Always get an Oops when booting 2.4.3-7, both SMP and UP. The boot hangs for a few seconds at "Updating /etc/fstab", then oopses. One time I received a message "Kernel panic: HOST_MSG_LOOP with invalid SCB bf In interrupt handler - not syncing", without an oops. This is only with the new aic7xxx_mod.o. I can boot 2.4.3-7 succesfully by using the old aic7xxx.o instead of aic7xxx_mod.o
Created attachment 19731 [details] Oops - manually copied by hand.
Created attachment 19732 [details] lspci output.
Interesting.. the oops suggests USB is to blame, but WTF does switching aic7xxx drivers help :)
This oops is from the SMP kernel, and it oopsed while kudzu was running. Perhaps there's a race issue that's being hit - there are some cals to aic7xxx in the stack backtrace.
I would like to see a result of a small experiment: rename usb-uhci.o to something that prevents it from loading. Also... I strongly suggest using a serial console whenever possible. Typing all of the oops trace is not an easy job, care for your fingers!
No dice. aic7xxx_mod.o still oopses even if usb-uhci is not loaded. I'm going to try to boot up the latest kernel from rawhide...
aic7xxx_mod.o still OOPSes in 2.4.5-0.2.9 aic7xxx.o still works without any problems aic7xxx_mod always oopses at "updating /etc/fstab", which is when kudzu runs.
Still oopses in 2.4.3-12 The kernel hangs for about 15 seconds before it oopses. There's a SCSI bus reset about 5 seconds before the oops. Looks like what's happening is that something that kudzu's frobbing is causing aic7xxx_mod.o to do a SCSI bus reset, then oops. I can also reproduce this on another machine, with slightly different hardware.
Created attachment 21706 [details] Another chipset that OOPses aic7xxx_mod.o
Seems it's a good thing that this driver isn't used as default, and judging by reports on linux-kernel about 2.4.6preLatest, it still isn't stable enough.
Adding Justin Gibbs to the Cc: list so that he can comment on the problem since it's his driver.
Verified that the oops still exists in 2.4.7-0.3 Excepts that after the oops, the kernel is now printing SCSI bus is being reset for host 1 channel 0 SCSI host 1 abort (pid 0) timed out - resetting SCSI bus is being reset for host 1 channel 0 SCSI host 1 channel 0 reset (pid 0) timed out - trying harder These message keep being printed to the console, in an infinite loop
Created attachment 32318 [details] I managed to capture this oops on a serial console, and thus get a good ksymoops run. This is aic7xxx_mod in 2.4.7-10smp.
Created attachment 32319 [details] The entire 2.4.7-10smp boot sequence, ending with aic7xxx_mod oopsing when kudzu runs.

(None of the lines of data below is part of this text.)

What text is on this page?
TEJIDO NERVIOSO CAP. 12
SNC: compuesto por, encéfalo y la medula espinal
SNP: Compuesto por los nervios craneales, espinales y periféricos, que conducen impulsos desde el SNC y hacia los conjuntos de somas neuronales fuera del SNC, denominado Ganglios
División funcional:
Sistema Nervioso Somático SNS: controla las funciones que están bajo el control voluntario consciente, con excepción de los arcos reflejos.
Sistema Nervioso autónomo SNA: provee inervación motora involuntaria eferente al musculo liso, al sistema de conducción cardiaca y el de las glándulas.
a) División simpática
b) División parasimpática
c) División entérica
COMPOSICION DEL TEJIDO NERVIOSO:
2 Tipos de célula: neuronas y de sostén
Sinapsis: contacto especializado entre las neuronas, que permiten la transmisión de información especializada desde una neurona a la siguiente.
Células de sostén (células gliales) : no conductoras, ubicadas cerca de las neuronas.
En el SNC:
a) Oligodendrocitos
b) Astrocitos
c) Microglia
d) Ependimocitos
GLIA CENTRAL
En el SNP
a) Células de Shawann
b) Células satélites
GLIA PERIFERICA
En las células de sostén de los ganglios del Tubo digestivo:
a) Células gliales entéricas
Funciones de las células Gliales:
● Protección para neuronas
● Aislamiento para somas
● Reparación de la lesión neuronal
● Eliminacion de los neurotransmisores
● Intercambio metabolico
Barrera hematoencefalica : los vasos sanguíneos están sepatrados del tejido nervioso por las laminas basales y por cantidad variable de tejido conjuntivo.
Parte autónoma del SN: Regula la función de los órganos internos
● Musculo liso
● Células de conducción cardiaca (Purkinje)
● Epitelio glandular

From looking at the serial console log, it appears that both the new and old driver are getting loaded. With 6.1.13, only the BAR being actively used (MEM I/O or PIO) is reserved. This may allow the old driver to attach should kudzu decide that the older driver is appropriate. I have seen on several installs here that, should you have more than one aic7xxx controller, the generated /etc/modules.conf can have mixed new and old driver entries. For example, if you do an expert install and choose the new driver, you'll get one entry for it, but an entry specifying the old driver for each additional controller. I don't know what would be required to make kudzu do the right thing as far as sticking with the driver the user chose during install. Anyway, I would expect that if you cleaned up /etc/modules.conf so that you don't have two drivers attempting to run the same hardware, that you'll have a better time of it. It would also be a good idea to upgrade to something much more recent than 6.1.13. The driver is currently at 6.2.3.
Thanks for the bug report. However, Red Hat no longer maintains this version of the product. Please upgrade to the latest version and open a new bug if the problem persists. The Fedora Legacy project (http://fedoralegacy.org/) maintains some older releases, and if you believe this bug is interesting to them, please report the problem in the bug tracker at: http://bugzilla.fedora.us/